Demand for college teachers, however, is not quite the same as demand for engineers. New jobs for engineers can be created by new technology, by shifts in public interest-as from clean air to energy-or by many other changes; however, new jobs for college teachers can develop from one of only three conditions: (a) more students; (b) fewer students per teacher; and (c) replacement needs created by deaths, retirements, and resignations.

Since most of the college-age population has already been born, the pool of potential students is known, and projections can be made of numbers likely to attend college. Extrapolation from historical evidence on student-teacher ratios, turnover rates, and proportions in particular fields can yield projections of numbers of openings for teachers. A review of what such extrapolation would have yielded in the past suggests that the projections deserve to be taken seriously.

It is instructive to consider projections that simple assumptions would have produced in the middle of 1957, with no intimation that Sputnik I would soon go into orbit. As of July 1957, Census Bureau data showed a national birthrate that had been rising on a gradient resembling the takeoff path of a jet plane. Junior high schools and elementary schools were aswarm. The freshmen for the first half of the 1970s, then in cradles and playpens, were even more plentiful. Over the preceding century, moreover, the proportions of youngsters graduating from high school and going on to college had been steadily going up. With a graph of these past trends and a volume of Vital Statistics, anyone able to use a slide rule could have projected mid-1970s college enrollments of between 8 and 10 million-the lower figure if the 1920-1956 curve were extrapolated, the higher if only the curve of 1946-1956 were extended. In actuality, enrollments were to total just under 10 million.

To go on to estimate demand for faculty would have involved more guesswork. Although historical data on population and enrollment trends might have been suspect, they were wonderfully precise as compared with data on faculty, for criteria used to distinguish full-timers from part-timers and senior faculty from junior faculty varied from institution to institution and year to year. (Who are considered faculty and who are not, how they are counted and by whom, it should be said, remain unclear.) As of 1957, one could have done no better than to assume that the ratio of faculty, full-time and part-time, to students, also full-time and part-time, would re-main around 1:10, as over most of the preceding century. Such an assumption would have yielded a projection that total college faculty by the mid-1970s would be between 800,000 and 1 million. And, in fact, official counts as of 1976 were to put total faculty at around 950,000. (See Table 1.2.)

A projection of full-time faculty would have been equally near the bull's-eye. As of the mid-1950s, more than a third of the total college faculty consisted of teaching assistants and others not filling the category of "faculty, instructor and above." Of those considered faculty, 3 out of 10 were employed part-time. Thus for practical purposes, full-time faculty represented about 44% of the total faculty.

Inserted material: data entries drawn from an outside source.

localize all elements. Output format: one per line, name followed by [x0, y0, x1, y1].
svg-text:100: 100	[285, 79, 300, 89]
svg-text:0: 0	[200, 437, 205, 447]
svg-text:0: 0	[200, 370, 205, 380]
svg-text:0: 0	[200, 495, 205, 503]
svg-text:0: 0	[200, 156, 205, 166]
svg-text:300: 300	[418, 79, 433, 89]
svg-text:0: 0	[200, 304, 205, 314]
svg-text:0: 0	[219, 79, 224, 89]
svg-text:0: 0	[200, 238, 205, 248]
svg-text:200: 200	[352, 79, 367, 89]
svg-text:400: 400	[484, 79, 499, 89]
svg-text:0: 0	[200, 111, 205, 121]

On an assumption that this proportion would remain constant, estimated numbers of full-time faculty as of the mid-1970s would have run between 350,000 and 440,000. The actual figure was to be around 430,000. (See Table 1.3.)

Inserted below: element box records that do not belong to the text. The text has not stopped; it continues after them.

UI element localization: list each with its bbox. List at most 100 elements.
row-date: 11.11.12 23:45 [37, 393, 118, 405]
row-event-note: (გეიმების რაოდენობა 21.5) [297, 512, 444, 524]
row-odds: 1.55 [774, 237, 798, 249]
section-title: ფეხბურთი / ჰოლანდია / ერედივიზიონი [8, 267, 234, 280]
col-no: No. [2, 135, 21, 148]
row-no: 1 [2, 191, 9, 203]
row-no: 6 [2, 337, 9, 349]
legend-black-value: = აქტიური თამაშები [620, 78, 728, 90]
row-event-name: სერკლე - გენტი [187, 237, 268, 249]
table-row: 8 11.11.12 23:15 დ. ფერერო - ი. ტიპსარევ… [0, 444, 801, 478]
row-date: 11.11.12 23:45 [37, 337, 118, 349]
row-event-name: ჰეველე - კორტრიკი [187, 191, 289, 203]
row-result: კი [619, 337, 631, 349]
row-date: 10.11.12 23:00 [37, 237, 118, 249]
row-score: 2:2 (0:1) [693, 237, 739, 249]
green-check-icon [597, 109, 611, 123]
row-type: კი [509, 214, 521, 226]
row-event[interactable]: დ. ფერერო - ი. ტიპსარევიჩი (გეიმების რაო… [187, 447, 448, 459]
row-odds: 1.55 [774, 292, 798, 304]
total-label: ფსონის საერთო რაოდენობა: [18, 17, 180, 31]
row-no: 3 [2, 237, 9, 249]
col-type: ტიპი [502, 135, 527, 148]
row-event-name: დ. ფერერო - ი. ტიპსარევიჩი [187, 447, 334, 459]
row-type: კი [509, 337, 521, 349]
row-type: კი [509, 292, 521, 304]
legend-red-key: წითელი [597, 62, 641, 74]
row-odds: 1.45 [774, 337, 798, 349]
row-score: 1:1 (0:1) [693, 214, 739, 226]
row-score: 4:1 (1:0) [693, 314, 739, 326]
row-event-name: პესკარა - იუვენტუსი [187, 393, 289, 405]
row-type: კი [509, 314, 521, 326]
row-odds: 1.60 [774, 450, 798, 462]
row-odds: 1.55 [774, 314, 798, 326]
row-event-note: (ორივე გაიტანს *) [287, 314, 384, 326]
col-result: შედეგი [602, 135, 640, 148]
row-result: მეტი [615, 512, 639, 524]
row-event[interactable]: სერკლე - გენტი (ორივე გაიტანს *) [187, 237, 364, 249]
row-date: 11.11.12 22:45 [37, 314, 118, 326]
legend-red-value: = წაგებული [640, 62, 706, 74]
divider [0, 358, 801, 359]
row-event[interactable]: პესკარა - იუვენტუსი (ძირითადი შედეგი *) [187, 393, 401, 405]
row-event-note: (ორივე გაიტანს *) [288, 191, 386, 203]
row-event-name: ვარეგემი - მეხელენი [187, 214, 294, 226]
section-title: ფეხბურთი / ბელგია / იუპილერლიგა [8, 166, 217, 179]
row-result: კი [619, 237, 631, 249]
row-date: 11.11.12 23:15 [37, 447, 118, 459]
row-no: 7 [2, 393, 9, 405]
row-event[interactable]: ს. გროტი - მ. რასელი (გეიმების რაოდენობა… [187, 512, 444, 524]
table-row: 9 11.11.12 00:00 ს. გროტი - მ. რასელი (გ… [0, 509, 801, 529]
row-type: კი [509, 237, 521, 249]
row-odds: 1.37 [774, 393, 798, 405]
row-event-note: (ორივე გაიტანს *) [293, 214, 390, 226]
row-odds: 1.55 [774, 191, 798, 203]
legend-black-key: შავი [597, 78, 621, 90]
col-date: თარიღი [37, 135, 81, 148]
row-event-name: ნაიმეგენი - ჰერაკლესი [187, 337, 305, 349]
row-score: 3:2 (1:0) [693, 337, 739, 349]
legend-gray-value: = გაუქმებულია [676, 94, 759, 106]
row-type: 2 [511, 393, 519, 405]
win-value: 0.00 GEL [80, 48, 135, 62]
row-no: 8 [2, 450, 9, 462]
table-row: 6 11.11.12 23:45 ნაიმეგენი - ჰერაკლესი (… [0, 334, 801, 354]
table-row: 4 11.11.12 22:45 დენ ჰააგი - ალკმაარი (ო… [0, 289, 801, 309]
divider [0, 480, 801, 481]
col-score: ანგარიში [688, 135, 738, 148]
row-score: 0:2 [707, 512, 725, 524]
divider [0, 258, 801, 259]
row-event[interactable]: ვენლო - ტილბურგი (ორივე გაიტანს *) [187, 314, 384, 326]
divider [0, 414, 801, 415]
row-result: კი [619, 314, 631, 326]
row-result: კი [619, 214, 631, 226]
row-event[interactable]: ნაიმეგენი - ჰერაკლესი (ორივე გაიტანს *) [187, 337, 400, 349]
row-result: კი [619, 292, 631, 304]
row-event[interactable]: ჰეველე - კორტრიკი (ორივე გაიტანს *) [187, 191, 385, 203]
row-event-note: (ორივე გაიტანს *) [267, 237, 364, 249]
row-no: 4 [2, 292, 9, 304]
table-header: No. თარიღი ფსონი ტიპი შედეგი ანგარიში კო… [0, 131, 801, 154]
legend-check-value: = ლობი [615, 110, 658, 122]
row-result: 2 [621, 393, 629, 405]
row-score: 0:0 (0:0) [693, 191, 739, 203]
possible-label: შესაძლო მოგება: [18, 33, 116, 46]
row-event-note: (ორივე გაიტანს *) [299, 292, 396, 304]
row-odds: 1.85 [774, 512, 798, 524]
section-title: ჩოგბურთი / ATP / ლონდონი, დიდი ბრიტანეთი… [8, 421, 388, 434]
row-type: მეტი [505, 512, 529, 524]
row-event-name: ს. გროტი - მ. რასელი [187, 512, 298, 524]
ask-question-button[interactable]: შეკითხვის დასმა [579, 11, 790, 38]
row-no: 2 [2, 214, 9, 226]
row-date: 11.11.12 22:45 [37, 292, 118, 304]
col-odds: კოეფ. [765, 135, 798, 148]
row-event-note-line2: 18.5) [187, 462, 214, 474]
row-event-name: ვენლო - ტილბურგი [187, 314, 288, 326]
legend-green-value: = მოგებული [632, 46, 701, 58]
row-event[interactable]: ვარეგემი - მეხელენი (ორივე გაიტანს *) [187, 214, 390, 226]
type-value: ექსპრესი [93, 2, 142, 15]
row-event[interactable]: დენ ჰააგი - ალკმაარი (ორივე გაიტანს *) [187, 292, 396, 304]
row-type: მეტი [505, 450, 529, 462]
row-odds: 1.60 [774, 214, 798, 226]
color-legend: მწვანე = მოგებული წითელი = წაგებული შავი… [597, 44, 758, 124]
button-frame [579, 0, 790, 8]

By assuming that the proportion of full-time faculty in the humanities would remain constant, at about 20%, one would have forecast an increase from 30,000 to about 80,000. In reality, as already noted, the proportion of faculty in these fields dipped to below 14%, with the resulting 1975 total almost 20,000 below what would have been projected.

Estimates made in 1957 from very crude assumptions and data, without foreknowledge of Sputnik, would thus have been inexact but not wholly detached from reality. What developed in aggregate enrollments, faculty, and even full-time faculty fell well within the range of what would have been projected. A guess as to faculty totals in the humanities would have been off by around 25%.